Бессменен поток времен.
Чую лишь ветер грядущего,
Нового мига звон.
С паденьем идет, с победою?
Оливу несет иль меч?
Лика его я не ведаю,
Знаю лишь ветер встреч.
Летят не здешними птицами
В кольцо бытия, вперед,
Миги с закрытыми лицами…
Как удержу их лет?
И в тесности, в перекрестности, –
Хочу, не хочу ли я, –
Черную топь неизвестности
Режет моя ладья.
…Славны будут великие дела…
Ф. Сологуб
Поэты, не пишите слишком рано,
Победа еще в руке Господней.
Сегодня еще дымятся раны,
Никакие слова не нужны сегодня.
В часы неоправданного страданья
И нерешенной битвы
Нужно целомудрие молчанья
И, может быть, тихие молитвы.
Август 1914
Твои народы вопиют: доколь?
Твои народы с севера и юга.
Иль ты еще не утолен? Позволь
Сынам земли не убивать друг друга!
Не ты ль разбил скрижальные слова,
Готовя землю для иного сева?
И вот опять, опять ты – Иегова,
Кровавый Бог отмщения и гнева!
Ты розлил дым и пламя по морям,
Водою алою одел ты сушу.
Ты губишь плоть… Но, Боже, матерям –
Твое оружие проходит душу!
Ужели не довольно было Той,
Что под крестом тогда стояла, рано?
Нет, не для нас, но для Нее, Одной,
Железо вынь из материнской раны!
О, прикоснись к дымнобагровой мгле
Не древнею грозою, а – Любовью.
Отец, Отец! Склонись к Твоей земле:
Она пропитана Сыновней кровью.
1914
Слова – как пена,
Невозвратимы и ничтожны.
Слова – измена,
Когда молитвы невозможны.
Пусть длится дленье.
Не я безмолвие нарушу.
Но исцеленье
Сойдет ли в замкнутую душу?
Я знаю, надо
Сейчас молчанью покориться.
Но в том отрада,
Что дление не вечно длится.
1914
Кто посягнул на детище Петрово?
Кто совершенное деянье рук
Смел оскорбить, отняв хотя бы слово,
Смел изменить хотя б единый звук?
Не мы, не мы… Растерянная челядь,
Что, властвуя, сама боится нас!
Все мечутся, да чьи-то ризы делят,
И все дрожат за свой последний час.
Изменникам измены не позорны.
Придет отмщению своя пора…
Но стыдно тем, кто, весело-покорны,
С предателями предали Петра.
Чему бездарное в вас сердце радо?
Славянщине убогой?
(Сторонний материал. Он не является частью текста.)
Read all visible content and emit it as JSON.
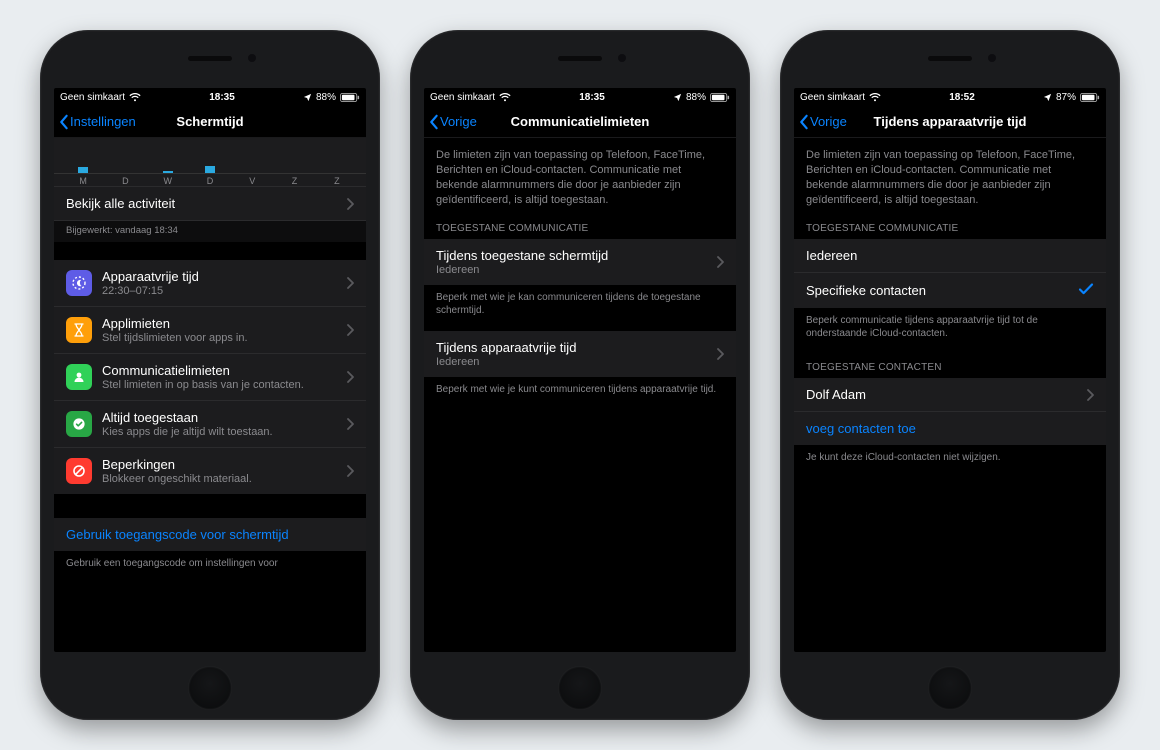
{
  "colors": {
    "accent": "#0a84ff",
    "iconPurple": "#5e5ce6",
    "iconOrange": "#ff9f0a",
    "iconGreen": "#30d158",
    "iconGreenDark": "#28a745",
    "iconRed": "#ff3b30"
  },
  "phones": [
    {
      "status": {
        "carrier": "Geen simkaart",
        "time": "18:35",
        "battery": "88%"
      },
      "nav": {
        "back": "Instellingen",
        "title": "Schermtijd"
      },
      "chartDays": [
        "M",
        "D",
        "W",
        "D",
        "V",
        "Z",
        "Z"
      ],
      "activityRow": "Bekijk alle activiteit",
      "updated": "Bijgewerkt: vandaag 18:34",
      "items": [
        {
          "icon": "moon",
          "iconColor": "iconPurple",
          "title": "Apparaatvrije tijd",
          "sub": "22:30–07:15"
        },
        {
          "icon": "hourglass",
          "iconColor": "iconOrange",
          "title": "Applimieten",
          "sub": "Stel tijdslimieten voor apps in."
        },
        {
          "icon": "person",
          "iconColor": "iconGreen",
          "title": "Communicatielimieten",
          "sub": "Stel limieten in op basis van je contacten."
        },
        {
          "icon": "check",
          "iconColor": "iconGreenDark",
          "title": "Altijd toegestaan",
          "sub": "Kies apps die je altijd wilt toestaan."
        },
        {
          "icon": "block",
          "iconColor": "iconRed",
          "title": "Beperkingen",
          "sub": "Blokkeer ongeschikt materiaal."
        }
      ],
      "passcodeLink": "Gebruik toegangscode voor schermtijd",
      "passcodeFooter": "Gebruik een toegangscode om instellingen voor"
    },
    {
      "status": {
        "carrier": "Geen simkaart",
        "time": "18:35",
        "battery": "88%"
      },
      "nav": {
        "back": "Vorige",
        "title": "Communicatielimieten"
      },
      "intro": "De limieten zijn van toepassing op Telefoon, FaceTime, Berichten en iCloud-contacten. Communicatie met bekende alarmnummers die door je aanbieder zijn geïdentificeerd, is altijd toegestaan.",
      "sectionHeader": "TOEGESTANE COMMUNICATIE",
      "rows": [
        {
          "title": "Tijdens toegestane schermtijd",
          "sub": "Iedereen",
          "footer": "Beperk met wie je kan communiceren tijdens de toegestane schermtijd."
        },
        {
          "title": "Tijdens apparaatvrije tijd",
          "sub": "Iedereen",
          "footer": "Beperk met wie je kunt communiceren tijdens apparaatvrije tijd."
        }
      ]
    },
    {
      "status": {
        "carrier": "Geen simkaart",
        "time": "18:52",
        "battery": "87%"
      },
      "nav": {
        "back": "Vorige",
        "title": "Tijdens apparaatvrije tijd"
      },
      "intro": "De limieten zijn van toepassing op Telefoon, FaceTime, Berichten en iCloud-contacten. Communicatie met bekende alarmnummers die door je aanbieder zijn geïdentificeerd, is altijd toegestaan.",
      "sectionHeader": "TOEGESTANE COMMUNICATIE",
      "optionEveryone": "Iedereen",
      "optionSpecific": "Specifieke contacten",
      "optionFooter": "Beperk communicatie tijdens apparaatvrije tijd tot de onderstaande iCloud-contacten.",
      "contactsHeader": "TOEGESTANE CONTACTEN",
      "contactName": "Dolf Adam",
      "addContacts": "voeg contacten toe",
      "contactsFooter": "Je kunt deze iCloud-contacten niet wijzigen."
    }
  ]
}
Иль тому,
Что к «Петрограду» рифм гулящих стадо
Крикливо льнет, как будто к своему?
Но близок день – и возгремят перуны…
На помощь, Медный Вождь, скорей, скорей!
Восстанет он, все тот же бледный, юный,
Все тот же – в ризе девственных ночей,
Во влажном визге ветренных раздолий
И в белоперистости вешних пург, –
Созданье революционной воли –
Прекрасно-страшный Петербург!
14 декабря 1914
Медный грохот, дымный порох,
Рыжелипкие струи,
Тел ползущих влажный шорох…
Где чужие? Где свои?
Нет напрасных ожиданий,
Не достигнутых побед,
Но и сбывшихся мечтаний,
Одолений – тоже нет.
Все едины, всё едино,
Мы ль, они ли… смерть – одна.
И работает машина,
И жует, жует война…
1914
Рождество, праздник детский, белый,
Когда счастливы самые несчастные…
Господи! Наша ли душа хотела,
Чтобы запылали зори красные?
Ты взыщешь, Господи, но с нас ли, с нас ли?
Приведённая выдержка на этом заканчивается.